To evaluate the performance of each method, we carried out two classes of tests–perturbation and clustering–with the use of synthetic networks. Virtually all methods demonstrated a fairly good behaviour under perturbation tests (the diameter distance being the only exception), in the sense that all distances tend to zero as the similarity of the networks increases, tend to a plateau after a large number of perturbations, and do not fluctuate too much if perturbations are repeated. On the contrary, the clustering tests highlighted different behaviours and performances. When networks of the same size and density are considered, in both the undirected and directed case most methods are reasonably able to discriminate between different structures, often achieving a perfect classification. However, when considering networks of different sizes and densities, the results change considerably. In the undirected case, the graphlet-based measure GCD-11 is the best performing distance in discriminating between different network topologies and clearly outperforms all the other methods whereas, on the other hand, a few methods only perform slightly better than a random classifier. In the directed case, the graphlet-based measure DGCD-129 is able to achieve an almost perfect classification, whereas, for example, Portrait Divergence distance performs much better than in the undirected case. Therefore, since in many real-world applications density and size of the graphs may vary considerably, graphlet-based measures prove to be the most reliable tools to investigate the differences between networks structures. As a matter of fact, while in the perturbation tests graphlet methods display behaviours comparable to the other methods in terms of regularity, in clustering tests GCD-11 and DGCD-129 demonstrate performances overall superior to the other methods. This emerges from the dendrograms (Figs. 5 and 6) and from the Precision/Recall diagrams (Fig. 7), the latter synthesized by the AUPR values (see Supplementary Information file, Tables S3 and S4). Needless to say, these conclusions are related to our specific test-bed, and we cannot exclude that different evidences could emerge from the analysis, e.g., of different network topologies, where some other method could prove to be more effective.
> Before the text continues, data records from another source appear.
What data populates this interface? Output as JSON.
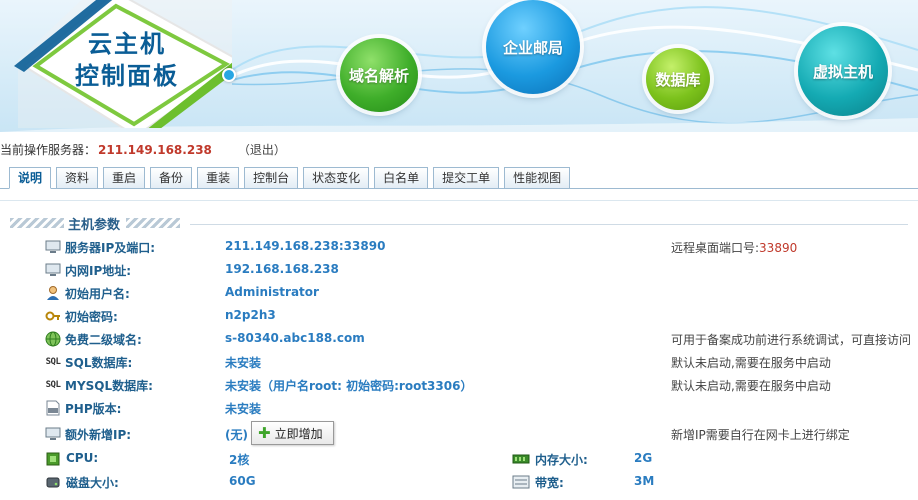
{
  "banner": {
    "logo_line1": "云主机",
    "logo_line2": "控制面板",
    "nav": [
      "域名解析",
      "企业邮局",
      "数据库",
      "虚拟主机"
    ]
  },
  "server": {
    "label": "当前操作服务器：",
    "ip": "211.149.168.238",
    "logout": "（退出）"
  },
  "tabs": [
    "说明",
    "资料",
    "重启",
    "备份",
    "重装",
    "控制台",
    "状态变化",
    "白名单",
    "提交工单",
    "性能视图"
  ],
  "section": {
    "title": "主机参数"
  },
  "rows": [
    {
      "label": "服务器IP及端口:",
      "value": "211.149.168.238:33890",
      "note": "远程桌面端口号:",
      "note_port": "33890",
      "icon": "monitor-icon"
    },
    {
      "label": "内网IP地址:",
      "value": "192.168.168.238",
      "note": "",
      "icon": "monitor-icon"
    },
    {
      "label": "初始用户名:",
      "value": "Administrator",
      "note": "",
      "icon": "user-icon"
    },
    {
      "label": "初始密码:",
      "value": "n2p2h3",
      "note": "",
      "icon": "key-icon"
    },
    {
      "label": "免费二级域名:",
      "value": "s-80340.abc188.com",
      "note": "可用于备案成功前进行系统调试，可直接访问",
      "icon": "globe-icon"
    },
    {
      "label": "SQL数据库:",
      "value": "未安装",
      "note": "默认未启动,需要在服务中启动",
      "icon": "sql-icon",
      "icon_text": "SQL"
    },
    {
      "label": "MYSQL数据库:",
      "value": "未安装（用户名root: 初始密码:root3306）",
      "note": "默认未启动,需要在服务中启动",
      "icon": "sql-icon",
      "icon_text": "SQL"
    },
    {
      "label": "PHP版本:",
      "value": "未安装",
      "note": "",
      "icon": "php-icon"
    },
    {
      "label": "额外新增IP:",
      "value": "(无)",
      "note": "新增IP需要自行在网卡上进行绑定",
      "icon": "monitor-icon"
    }
  ],
  "add_button": "立即增加",
  "specs": [
    {
      "label": "CPU:",
      "value": "2核",
      "r_label": "内存大小:",
      "r_value": "2G"
    },
    {
      "label": "磁盘大小:",
      "value": "60G",
      "r_label": "带宽:",
      "r_value": "3M"
    }
  ]
}
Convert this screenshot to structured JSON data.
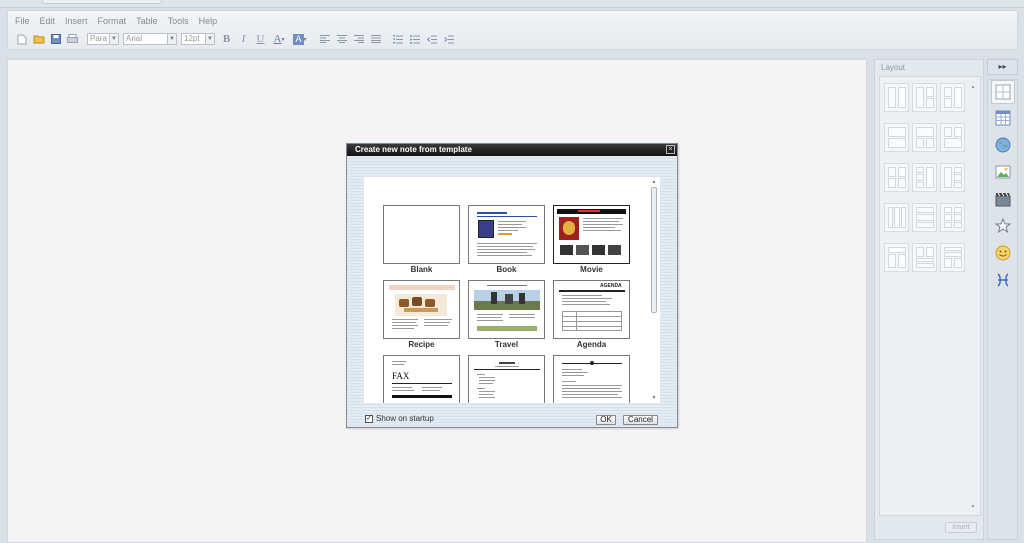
{
  "menu": [
    "File",
    "Edit",
    "Insert",
    "Format",
    "Table",
    "Tools",
    "Help"
  ],
  "toolbar": {
    "paragraph_style": "Para",
    "font_family": "Arial",
    "font_size": "12pt",
    "bold_label": "B",
    "italic_label": "I",
    "underline_label": "U",
    "font_color_label": "A",
    "highlight_label": "A"
  },
  "layout_panel": {
    "title": "Layout",
    "insert_label": "Insert"
  },
  "dialog": {
    "title": "Create new note from template",
    "close_label": "×",
    "templates": [
      {
        "label": "Blank"
      },
      {
        "label": "Book"
      },
      {
        "label": "Movie"
      },
      {
        "label": "Recipe"
      },
      {
        "label": "Travel"
      },
      {
        "label": "Agenda"
      },
      {
        "label": ""
      },
      {
        "label": ""
      },
      {
        "label": ""
      }
    ],
    "show_on_startup_label": "Show on startup",
    "show_on_startup_checked": "✓",
    "ok_label": "OK",
    "cancel_label": "Cancel",
    "thumb_fax_text": "FAX",
    "thumb_agenda_text": "AGENDA"
  },
  "colors": {
    "titlebar": "#111111",
    "editor_bg": "#f4f4f4",
    "chrome_bg": "#d9e0e7",
    "accent_blue": "#2d4fa3"
  }
}
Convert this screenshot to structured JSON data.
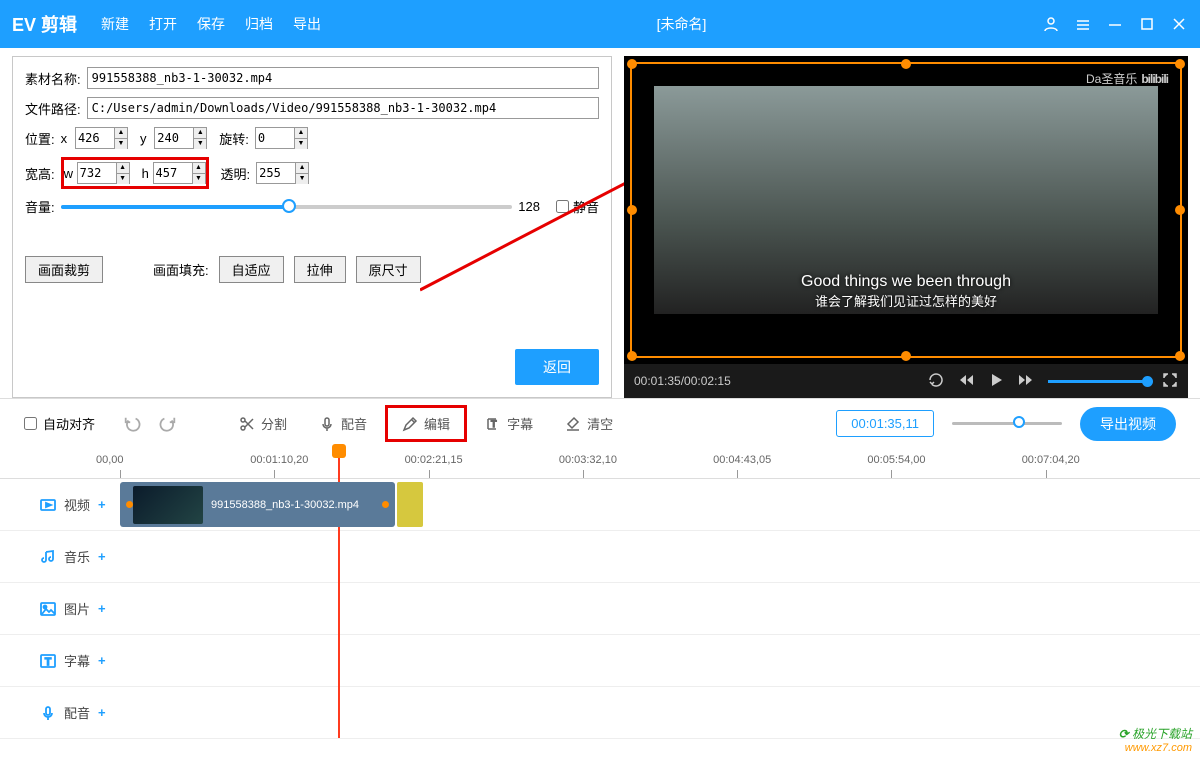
{
  "app_name": "EV 剪辑",
  "menu": [
    "新建",
    "打开",
    "保存",
    "归档",
    "导出"
  ],
  "doc_title": "[未命名]",
  "panel": {
    "name_label": "素材名称:",
    "name_value": "991558388_nb3-1-30032.mp4",
    "path_label": "文件路径:",
    "path_value": "C:/Users/admin/Downloads/Video/991558388_nb3-1-30032.mp4",
    "pos_label": "位置:",
    "pos_x_label": "x",
    "pos_x": "426",
    "pos_y_label": "y",
    "pos_y": "240",
    "rotate_label": "旋转:",
    "rotate": "0",
    "size_label": "宽高:",
    "size_w_label": "w",
    "size_w": "732",
    "size_h_label": "h",
    "size_h": "457",
    "alpha_label": "透明:",
    "alpha": "255",
    "vol_label": "音量:",
    "vol_value": "128",
    "mute_label": "静音",
    "crop_btn": "画面裁剪",
    "fill_label": "画面填充:",
    "fill_auto": "自适应",
    "fill_stretch": "拉伸",
    "fill_orig": "原尺寸",
    "return_btn": "返回"
  },
  "preview": {
    "watermark_text": "Da圣音乐",
    "subtitle_en": "Good things we been through",
    "subtitle_cn": "谁会了解我们见证过怎样的美好",
    "time": "00:01:35/00:02:15"
  },
  "toolbar": {
    "auto_align": "自动对齐",
    "split": "分割",
    "dub": "配音",
    "edit": "编辑",
    "subtitle": "字幕",
    "clear": "清空",
    "time": "00:01:35,11",
    "export": "导出视频"
  },
  "ruler": [
    "00,00",
    "00:01:10,20",
    "00:02:21,15",
    "00:03:32,10",
    "00:04:43,05",
    "00:05:54,00",
    "00:07:04,20"
  ],
  "tracks": {
    "video": "视频",
    "music": "音乐",
    "image": "图片",
    "sub": "字幕",
    "voice": "配音",
    "clip_name": "991558388_nb3-1-30032.mp4"
  },
  "site": {
    "name": "极光下载站",
    "url": "www.xz7.com"
  }
}
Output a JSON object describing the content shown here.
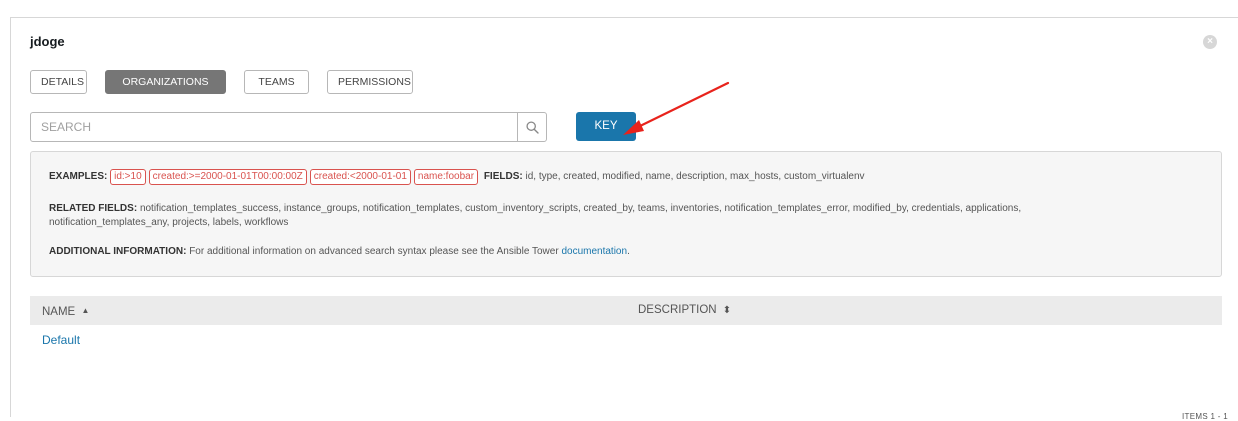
{
  "header": {
    "title": "jdoge",
    "close_glyph": "×"
  },
  "tabs": [
    {
      "label": "DETAILS",
      "active": false
    },
    {
      "label": "ORGANIZATIONS",
      "active": true
    },
    {
      "label": "TEAMS",
      "active": false
    },
    {
      "label": "PERMISSIONS",
      "active": false
    }
  ],
  "search": {
    "placeholder": "SEARCH",
    "value": "",
    "icon": "search-icon",
    "key_label": "KEY"
  },
  "key_panel": {
    "examples_label": "EXAMPLES:",
    "examples": [
      "id:>10",
      "created:>=2000-01-01T00:00:00Z",
      "created:<2000-01-01",
      "name:foobar"
    ],
    "fields_label": "FIELDS:",
    "fields": "id, type, created, modified, name, description, max_hosts, custom_virtualenv",
    "related_label": "RELATED FIELDS:",
    "related_line1": "notification_templates_success, instance_groups, notification_templates, custom_inventory_scripts, created_by, teams, inventories, notification_templates_error, modified_by, credentials, applications,",
    "related_line2": "notification_templates_any, projects, labels, workflows",
    "additional_label": "ADDITIONAL INFORMATION:",
    "additional_text": "For additional information on advanced search syntax please see the Ansible Tower",
    "doc_link": "documentation",
    "doc_suffix": "."
  },
  "table": {
    "columns": [
      {
        "label": "NAME",
        "sort_icon": "▲"
      },
      {
        "label": "DESCRIPTION",
        "sort_icon": "⬍"
      }
    ],
    "rows": [
      {
        "name": "Default",
        "description": ""
      }
    ],
    "items_label": "ITEMS  1 - 1"
  },
  "colors": {
    "accent": "#1a76ab",
    "tab_active": "#767676",
    "chip": "#d9534f",
    "annotation_arrow": "#e8231c"
  }
}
The methods analysed were able to recover important features in the real-world case studies analysed. For example, in the European Air Transportation Network they paired at small distances airlines based in the same nation, which are expected to have high nodes similarities since they share the same airports and routes. In the FAO Trade Network, they were able to group specific products whose countries of production are in common due to climate reasons. In this latter case, results were obtained after the original weighted network was reduced to a binary (unweighted) version. In this respect, considerable work is still needed to develop and systematically test methods able to fully exploit the available information on weights, an effort that could potentially yield a significant improvement in network classification. A common feature of methods with Known Node-Correspondence, that emerged from the analysis of real-world case studies, is their strong dependence on density and size of the graphs–a feature that could be a strength or a weakness according to the application. More in general, the analysis of real-world datasets has shown that, even when a network measure is unable to induce a clear partition of the entire set of networks, it can nonetheless highlight important subsets. In this sense, using different methods–based on different notions of network similarity–can provide rich and diversified information.